Ulama-ulama Sji'ah melihat Ali bin Abi Thalib sebagai sahabat Nabi jang paling utama, dan menetapkannja dengan nash Nabi berhak mendjadi chalifah sesudah Nabi. Mughnijah menerangkan, bahwa sedjarah Sji'ah adalah sedjarah keterangan Nabi, bahwa jang berhak mendjadi chalifah sesudah wafatnja ialah Ali bin Abi Thalib. Dan banjak sekali sahabat-sahabat besar jang melihat keutamaannja dan kechalifahannja itu mutlak. Ibn Abil Hadid menjebut diantara sahabat-sahabat besar itu ialah Ammar bin Jasar, Miqdad bin Aswad, Abu Zarr, Salman al-Farisi, Djabii bin Abdullah, Ubay bin Ka'ab, Huzaifah al-Jamani, Buraidah, Abu Ajjub al-Anshari. Sahal bin Hanief, Usman bin Hanief, Abui Haisam bin Taihan, Abu Thufai, dan semua Bani Hasjim, semuanja mengatakan bahwa keutamaan mutlak bagi Ali dan chalifah pertamapun baginja.

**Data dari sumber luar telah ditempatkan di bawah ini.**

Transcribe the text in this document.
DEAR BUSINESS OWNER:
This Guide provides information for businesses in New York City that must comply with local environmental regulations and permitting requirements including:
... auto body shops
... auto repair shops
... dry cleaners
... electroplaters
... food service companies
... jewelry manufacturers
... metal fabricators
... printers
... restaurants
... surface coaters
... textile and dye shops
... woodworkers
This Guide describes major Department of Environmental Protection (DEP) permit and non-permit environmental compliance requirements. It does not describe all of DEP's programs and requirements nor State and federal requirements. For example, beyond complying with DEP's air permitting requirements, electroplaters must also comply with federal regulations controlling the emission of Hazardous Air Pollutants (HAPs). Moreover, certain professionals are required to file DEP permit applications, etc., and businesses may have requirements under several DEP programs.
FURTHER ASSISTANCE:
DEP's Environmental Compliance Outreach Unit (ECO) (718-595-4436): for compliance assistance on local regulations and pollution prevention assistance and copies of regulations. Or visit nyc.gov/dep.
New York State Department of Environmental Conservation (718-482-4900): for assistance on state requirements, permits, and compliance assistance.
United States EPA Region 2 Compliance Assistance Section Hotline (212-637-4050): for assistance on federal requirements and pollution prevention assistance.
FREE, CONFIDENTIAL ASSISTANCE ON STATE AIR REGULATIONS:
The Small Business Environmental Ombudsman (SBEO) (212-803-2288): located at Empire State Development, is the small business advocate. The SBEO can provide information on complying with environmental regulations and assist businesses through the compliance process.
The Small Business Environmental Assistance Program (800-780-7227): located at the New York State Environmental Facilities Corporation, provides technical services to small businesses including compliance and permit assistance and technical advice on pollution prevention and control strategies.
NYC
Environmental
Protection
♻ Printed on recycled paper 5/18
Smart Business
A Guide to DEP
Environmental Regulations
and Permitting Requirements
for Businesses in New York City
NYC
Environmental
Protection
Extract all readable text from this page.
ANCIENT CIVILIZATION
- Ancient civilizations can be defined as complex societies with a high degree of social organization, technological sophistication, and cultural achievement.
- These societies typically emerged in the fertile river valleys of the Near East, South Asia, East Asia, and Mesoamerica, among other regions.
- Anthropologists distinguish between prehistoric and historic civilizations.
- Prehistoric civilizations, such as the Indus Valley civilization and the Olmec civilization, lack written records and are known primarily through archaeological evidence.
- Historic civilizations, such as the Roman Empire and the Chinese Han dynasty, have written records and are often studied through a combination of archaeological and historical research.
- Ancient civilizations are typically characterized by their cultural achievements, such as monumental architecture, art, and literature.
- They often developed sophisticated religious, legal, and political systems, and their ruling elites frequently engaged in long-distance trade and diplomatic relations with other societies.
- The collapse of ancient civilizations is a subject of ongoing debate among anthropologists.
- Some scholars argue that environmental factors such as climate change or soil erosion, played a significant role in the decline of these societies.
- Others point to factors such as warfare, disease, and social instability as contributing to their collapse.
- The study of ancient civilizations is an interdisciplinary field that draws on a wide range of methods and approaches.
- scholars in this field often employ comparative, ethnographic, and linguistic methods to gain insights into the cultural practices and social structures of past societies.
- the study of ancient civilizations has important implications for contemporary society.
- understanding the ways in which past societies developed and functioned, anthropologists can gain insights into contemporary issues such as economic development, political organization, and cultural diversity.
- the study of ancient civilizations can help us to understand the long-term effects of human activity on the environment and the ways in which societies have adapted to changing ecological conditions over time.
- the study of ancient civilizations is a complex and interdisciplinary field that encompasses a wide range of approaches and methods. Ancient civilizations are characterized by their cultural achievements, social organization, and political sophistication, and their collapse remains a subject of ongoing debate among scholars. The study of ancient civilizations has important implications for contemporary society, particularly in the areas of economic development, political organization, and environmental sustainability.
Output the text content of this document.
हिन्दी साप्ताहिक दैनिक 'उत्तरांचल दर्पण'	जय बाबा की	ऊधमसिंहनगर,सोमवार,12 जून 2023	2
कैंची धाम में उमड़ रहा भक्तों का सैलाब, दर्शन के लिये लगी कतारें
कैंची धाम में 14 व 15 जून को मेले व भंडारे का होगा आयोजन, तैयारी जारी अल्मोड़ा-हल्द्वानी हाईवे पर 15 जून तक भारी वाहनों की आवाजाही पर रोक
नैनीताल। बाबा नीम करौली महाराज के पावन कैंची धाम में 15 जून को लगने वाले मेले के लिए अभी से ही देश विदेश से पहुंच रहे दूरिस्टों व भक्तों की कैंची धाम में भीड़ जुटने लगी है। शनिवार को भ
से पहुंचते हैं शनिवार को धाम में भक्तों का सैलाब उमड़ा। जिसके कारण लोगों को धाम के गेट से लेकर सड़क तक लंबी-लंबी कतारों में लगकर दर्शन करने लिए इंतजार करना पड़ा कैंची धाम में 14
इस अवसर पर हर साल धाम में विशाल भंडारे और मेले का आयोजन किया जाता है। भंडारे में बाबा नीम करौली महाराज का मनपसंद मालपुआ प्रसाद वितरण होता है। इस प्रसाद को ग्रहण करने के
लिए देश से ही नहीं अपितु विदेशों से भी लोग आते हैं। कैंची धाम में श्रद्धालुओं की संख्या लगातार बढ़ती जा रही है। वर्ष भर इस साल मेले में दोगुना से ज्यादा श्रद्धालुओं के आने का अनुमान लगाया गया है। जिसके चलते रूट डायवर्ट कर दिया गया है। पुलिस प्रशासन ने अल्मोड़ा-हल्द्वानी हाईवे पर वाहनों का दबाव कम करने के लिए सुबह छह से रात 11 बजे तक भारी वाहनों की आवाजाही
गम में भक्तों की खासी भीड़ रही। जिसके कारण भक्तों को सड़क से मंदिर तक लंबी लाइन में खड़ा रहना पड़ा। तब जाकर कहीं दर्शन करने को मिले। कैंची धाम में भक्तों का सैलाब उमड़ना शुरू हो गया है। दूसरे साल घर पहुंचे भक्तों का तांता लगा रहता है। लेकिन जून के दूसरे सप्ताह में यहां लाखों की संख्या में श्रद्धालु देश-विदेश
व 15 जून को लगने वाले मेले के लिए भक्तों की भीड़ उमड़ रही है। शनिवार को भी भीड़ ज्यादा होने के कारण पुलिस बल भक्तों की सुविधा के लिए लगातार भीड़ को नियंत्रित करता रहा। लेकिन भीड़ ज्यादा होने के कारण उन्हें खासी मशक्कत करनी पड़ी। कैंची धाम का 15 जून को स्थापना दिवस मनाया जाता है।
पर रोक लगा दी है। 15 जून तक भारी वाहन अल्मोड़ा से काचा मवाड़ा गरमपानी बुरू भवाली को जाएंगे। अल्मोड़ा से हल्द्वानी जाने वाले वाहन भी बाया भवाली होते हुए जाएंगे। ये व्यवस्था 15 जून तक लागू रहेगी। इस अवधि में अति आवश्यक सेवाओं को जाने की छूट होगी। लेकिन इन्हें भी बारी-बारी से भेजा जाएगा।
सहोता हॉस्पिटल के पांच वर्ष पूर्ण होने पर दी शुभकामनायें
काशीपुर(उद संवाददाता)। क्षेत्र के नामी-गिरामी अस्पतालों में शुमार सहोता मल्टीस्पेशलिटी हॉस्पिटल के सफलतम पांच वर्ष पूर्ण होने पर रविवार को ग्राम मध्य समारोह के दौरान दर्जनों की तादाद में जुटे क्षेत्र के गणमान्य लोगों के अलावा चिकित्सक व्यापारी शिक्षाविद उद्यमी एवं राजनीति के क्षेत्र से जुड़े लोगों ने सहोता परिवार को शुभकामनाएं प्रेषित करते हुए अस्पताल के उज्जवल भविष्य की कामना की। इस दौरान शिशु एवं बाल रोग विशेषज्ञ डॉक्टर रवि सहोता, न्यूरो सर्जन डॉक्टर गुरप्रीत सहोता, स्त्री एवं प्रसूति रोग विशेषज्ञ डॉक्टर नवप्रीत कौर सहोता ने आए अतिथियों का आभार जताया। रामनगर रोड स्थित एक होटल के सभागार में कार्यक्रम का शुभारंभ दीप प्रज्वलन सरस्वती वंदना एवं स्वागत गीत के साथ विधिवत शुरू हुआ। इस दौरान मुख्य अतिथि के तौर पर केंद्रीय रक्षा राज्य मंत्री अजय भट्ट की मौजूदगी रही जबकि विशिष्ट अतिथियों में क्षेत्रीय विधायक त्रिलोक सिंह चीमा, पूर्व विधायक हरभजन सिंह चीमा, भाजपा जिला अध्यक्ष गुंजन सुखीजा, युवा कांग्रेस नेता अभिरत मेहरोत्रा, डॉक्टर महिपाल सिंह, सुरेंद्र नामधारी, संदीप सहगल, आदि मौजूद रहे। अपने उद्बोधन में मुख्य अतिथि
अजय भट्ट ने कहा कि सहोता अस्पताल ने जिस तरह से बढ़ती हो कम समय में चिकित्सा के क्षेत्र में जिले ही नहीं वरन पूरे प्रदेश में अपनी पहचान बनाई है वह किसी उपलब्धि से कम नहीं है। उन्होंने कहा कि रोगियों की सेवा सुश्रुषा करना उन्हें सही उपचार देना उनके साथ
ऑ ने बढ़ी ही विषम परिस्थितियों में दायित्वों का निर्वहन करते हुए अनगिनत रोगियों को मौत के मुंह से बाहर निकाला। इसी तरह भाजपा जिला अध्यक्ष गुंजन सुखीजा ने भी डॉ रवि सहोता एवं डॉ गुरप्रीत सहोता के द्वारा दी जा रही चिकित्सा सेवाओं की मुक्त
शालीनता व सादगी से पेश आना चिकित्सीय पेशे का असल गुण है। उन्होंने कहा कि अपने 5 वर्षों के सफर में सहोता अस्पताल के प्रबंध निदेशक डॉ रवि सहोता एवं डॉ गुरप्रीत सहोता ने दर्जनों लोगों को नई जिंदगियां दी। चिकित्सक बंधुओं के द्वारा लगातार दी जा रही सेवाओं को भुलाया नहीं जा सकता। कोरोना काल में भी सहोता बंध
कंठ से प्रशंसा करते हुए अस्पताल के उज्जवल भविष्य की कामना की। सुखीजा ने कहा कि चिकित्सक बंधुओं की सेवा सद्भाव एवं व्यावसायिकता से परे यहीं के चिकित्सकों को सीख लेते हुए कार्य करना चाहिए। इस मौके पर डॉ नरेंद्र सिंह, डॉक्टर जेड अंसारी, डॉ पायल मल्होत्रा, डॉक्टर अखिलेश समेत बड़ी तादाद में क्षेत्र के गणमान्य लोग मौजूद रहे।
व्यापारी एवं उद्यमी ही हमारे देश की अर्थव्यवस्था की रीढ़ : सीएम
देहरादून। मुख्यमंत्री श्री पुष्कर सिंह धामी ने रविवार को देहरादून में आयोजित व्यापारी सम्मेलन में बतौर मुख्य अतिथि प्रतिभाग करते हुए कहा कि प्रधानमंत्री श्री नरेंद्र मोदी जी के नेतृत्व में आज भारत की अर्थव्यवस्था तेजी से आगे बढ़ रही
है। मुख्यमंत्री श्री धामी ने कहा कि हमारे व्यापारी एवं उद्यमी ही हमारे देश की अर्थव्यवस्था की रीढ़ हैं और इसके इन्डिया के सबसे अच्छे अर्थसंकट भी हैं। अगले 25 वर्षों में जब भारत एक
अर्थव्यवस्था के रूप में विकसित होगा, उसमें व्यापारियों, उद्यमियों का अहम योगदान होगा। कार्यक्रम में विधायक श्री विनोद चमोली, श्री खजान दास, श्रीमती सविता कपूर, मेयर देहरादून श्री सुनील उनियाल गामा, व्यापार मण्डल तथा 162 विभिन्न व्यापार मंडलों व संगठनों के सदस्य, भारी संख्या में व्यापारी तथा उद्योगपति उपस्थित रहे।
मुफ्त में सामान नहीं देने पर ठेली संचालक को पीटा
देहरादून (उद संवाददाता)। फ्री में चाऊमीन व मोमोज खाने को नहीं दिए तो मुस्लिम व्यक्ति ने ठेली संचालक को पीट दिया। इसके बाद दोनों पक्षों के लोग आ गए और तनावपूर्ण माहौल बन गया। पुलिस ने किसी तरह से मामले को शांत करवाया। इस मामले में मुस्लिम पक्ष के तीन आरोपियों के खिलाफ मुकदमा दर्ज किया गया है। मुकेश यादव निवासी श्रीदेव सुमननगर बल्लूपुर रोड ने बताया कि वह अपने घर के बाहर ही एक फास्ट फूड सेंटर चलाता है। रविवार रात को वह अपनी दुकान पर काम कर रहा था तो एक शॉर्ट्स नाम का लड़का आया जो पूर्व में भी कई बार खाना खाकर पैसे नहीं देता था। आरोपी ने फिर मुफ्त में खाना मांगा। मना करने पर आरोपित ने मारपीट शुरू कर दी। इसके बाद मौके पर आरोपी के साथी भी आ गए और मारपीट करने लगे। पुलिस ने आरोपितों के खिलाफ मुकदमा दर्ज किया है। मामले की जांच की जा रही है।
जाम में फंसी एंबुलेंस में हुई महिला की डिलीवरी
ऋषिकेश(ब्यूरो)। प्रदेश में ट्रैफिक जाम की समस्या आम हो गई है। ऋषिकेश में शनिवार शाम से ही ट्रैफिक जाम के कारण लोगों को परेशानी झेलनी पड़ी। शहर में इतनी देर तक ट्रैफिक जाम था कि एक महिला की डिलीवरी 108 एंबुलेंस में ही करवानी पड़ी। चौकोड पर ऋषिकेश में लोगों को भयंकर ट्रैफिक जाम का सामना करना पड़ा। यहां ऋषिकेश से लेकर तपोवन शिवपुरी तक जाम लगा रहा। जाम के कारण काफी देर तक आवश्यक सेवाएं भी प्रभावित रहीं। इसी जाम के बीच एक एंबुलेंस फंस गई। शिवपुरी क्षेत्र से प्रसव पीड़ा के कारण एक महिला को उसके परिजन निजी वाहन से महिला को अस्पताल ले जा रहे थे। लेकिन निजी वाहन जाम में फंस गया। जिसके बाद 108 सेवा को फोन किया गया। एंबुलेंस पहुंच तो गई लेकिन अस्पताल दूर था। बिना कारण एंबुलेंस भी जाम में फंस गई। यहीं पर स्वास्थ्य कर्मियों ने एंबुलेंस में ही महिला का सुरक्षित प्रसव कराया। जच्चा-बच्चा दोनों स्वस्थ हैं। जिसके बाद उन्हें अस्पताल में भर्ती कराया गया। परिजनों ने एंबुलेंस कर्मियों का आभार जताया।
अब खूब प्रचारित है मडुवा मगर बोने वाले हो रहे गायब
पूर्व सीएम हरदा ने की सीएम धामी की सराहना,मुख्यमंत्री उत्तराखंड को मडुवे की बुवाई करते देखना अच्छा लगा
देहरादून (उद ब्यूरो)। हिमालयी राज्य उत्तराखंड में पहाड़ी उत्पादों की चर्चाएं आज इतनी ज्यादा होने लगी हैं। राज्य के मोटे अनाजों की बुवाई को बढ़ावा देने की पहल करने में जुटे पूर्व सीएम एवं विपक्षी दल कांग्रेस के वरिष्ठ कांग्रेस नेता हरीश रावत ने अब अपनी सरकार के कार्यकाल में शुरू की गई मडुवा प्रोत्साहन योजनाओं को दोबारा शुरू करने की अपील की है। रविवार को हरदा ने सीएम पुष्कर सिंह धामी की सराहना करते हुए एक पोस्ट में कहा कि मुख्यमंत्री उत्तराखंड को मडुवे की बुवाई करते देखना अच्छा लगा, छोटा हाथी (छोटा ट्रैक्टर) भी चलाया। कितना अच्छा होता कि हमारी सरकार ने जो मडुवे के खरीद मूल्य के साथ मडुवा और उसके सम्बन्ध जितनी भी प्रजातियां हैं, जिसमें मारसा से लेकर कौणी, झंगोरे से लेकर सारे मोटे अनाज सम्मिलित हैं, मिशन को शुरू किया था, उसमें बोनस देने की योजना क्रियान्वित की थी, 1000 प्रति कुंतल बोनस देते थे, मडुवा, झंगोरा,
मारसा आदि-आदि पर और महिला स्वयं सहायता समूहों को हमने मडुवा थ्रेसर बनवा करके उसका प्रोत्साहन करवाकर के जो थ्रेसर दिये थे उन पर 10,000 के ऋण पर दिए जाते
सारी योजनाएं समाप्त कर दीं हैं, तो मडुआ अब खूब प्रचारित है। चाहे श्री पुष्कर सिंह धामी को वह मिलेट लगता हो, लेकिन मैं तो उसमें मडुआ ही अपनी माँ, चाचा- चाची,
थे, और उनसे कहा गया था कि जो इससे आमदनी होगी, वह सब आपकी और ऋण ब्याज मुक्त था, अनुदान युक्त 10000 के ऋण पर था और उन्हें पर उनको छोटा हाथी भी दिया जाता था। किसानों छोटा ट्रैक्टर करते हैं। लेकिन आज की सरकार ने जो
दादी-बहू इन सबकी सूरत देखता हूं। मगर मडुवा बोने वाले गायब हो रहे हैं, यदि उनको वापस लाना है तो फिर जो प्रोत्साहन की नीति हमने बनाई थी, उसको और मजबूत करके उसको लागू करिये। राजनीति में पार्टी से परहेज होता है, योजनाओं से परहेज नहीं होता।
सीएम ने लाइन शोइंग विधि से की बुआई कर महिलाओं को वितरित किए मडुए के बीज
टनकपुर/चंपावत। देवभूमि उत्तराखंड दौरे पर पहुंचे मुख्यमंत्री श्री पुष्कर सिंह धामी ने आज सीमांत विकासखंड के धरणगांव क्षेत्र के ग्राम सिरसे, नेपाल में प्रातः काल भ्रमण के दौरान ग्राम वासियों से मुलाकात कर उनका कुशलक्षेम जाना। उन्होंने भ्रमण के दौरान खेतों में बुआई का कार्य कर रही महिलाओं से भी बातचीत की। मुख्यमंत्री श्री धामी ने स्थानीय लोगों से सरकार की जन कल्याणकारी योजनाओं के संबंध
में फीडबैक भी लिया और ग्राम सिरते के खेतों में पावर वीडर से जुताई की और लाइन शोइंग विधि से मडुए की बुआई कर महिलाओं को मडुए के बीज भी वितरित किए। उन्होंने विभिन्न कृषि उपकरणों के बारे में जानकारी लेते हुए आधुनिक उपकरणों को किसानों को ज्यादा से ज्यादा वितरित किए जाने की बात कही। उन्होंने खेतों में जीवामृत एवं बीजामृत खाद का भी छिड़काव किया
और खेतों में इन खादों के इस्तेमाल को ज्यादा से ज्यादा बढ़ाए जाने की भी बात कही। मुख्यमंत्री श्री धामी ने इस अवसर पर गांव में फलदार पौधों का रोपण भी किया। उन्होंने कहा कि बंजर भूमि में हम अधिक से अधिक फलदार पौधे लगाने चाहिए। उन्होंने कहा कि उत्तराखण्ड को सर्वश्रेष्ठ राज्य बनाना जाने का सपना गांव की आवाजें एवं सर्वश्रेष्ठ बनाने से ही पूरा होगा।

Ditjeriterakan bahwa Salman al-Farisi pernah menerangkan: "Kami bersumpah kepada Rasulullah untuk memberi nasihat kepada kaum muslimin dan mengimami Ali bin Abi Thalib serta menganggapnja wali. Abu Sa'id al-Chudri pernah berkata : "Manusia diperintahkan Tuhan mengerdjakan lima perkara, tetapi jang dikerdjakannja hanja empat, sedang jang satu perkara lagi ditinggalkan." Tatkala orang menanjakan kepadanja, apa empat perkara jang dikerdjakan orang itu, ia mendjawab : "sembahjang, zakat, puasa dan hadji". Tatkala ditanjakan orang apakah jang satu perkara jang tidak dikerdjkan, ia mendjawab : "Mengaku pimpinan kepada Ali bin Abi Thalib". Tatkala orang bertanja kepadanja, apakah itu diwadjibkan dalam Islam, ia mendjawab : "Memang itu diwadjibkan, sebagaimana diwadjibkan shalat, zakat, puasa dan hadji".
Sahabat-sahabat jang sependapat dengan itu dapat kita sebutkan misalnja Abu Zar al-Ghiffari. Ammar Jasir, Huzaifah alJamani, Abu Ajjub al-Anshari, Chalid bin Sa'id dan Qais bin Ubbadah.......
Ada orang berpendapat, bahwa Sji'ah itu lahir pada hari peperangan Djamal, ada jang mengatakan, bahwa ia lahir pada hari timbulnja golongan Chawaridj. Thaha Hussain dalam kitabnja "Ali wa Banuhu", mengatakan bahwa Sji'ah itu tersusun sebagai Suatu partai politik jang teratur untuk mempertahankan Ali dan anak-anaknja, terdjadi dalam masa Hasan bin Ali.
Mughnijah dalam kitabnja "Asj-Sji'ah wal Hakimyn" (Beirut, 1962) menerangkan, bahwa pendapat jang mengatakan, bahwa Sji'ah itu didirikan oleh Abdullah bin Saba', adalah tidak benar, dan utjapan ini dikeluarkan oleh mereka jang tidak memahami Sji'ah serta sedjarahnja (hal. 18).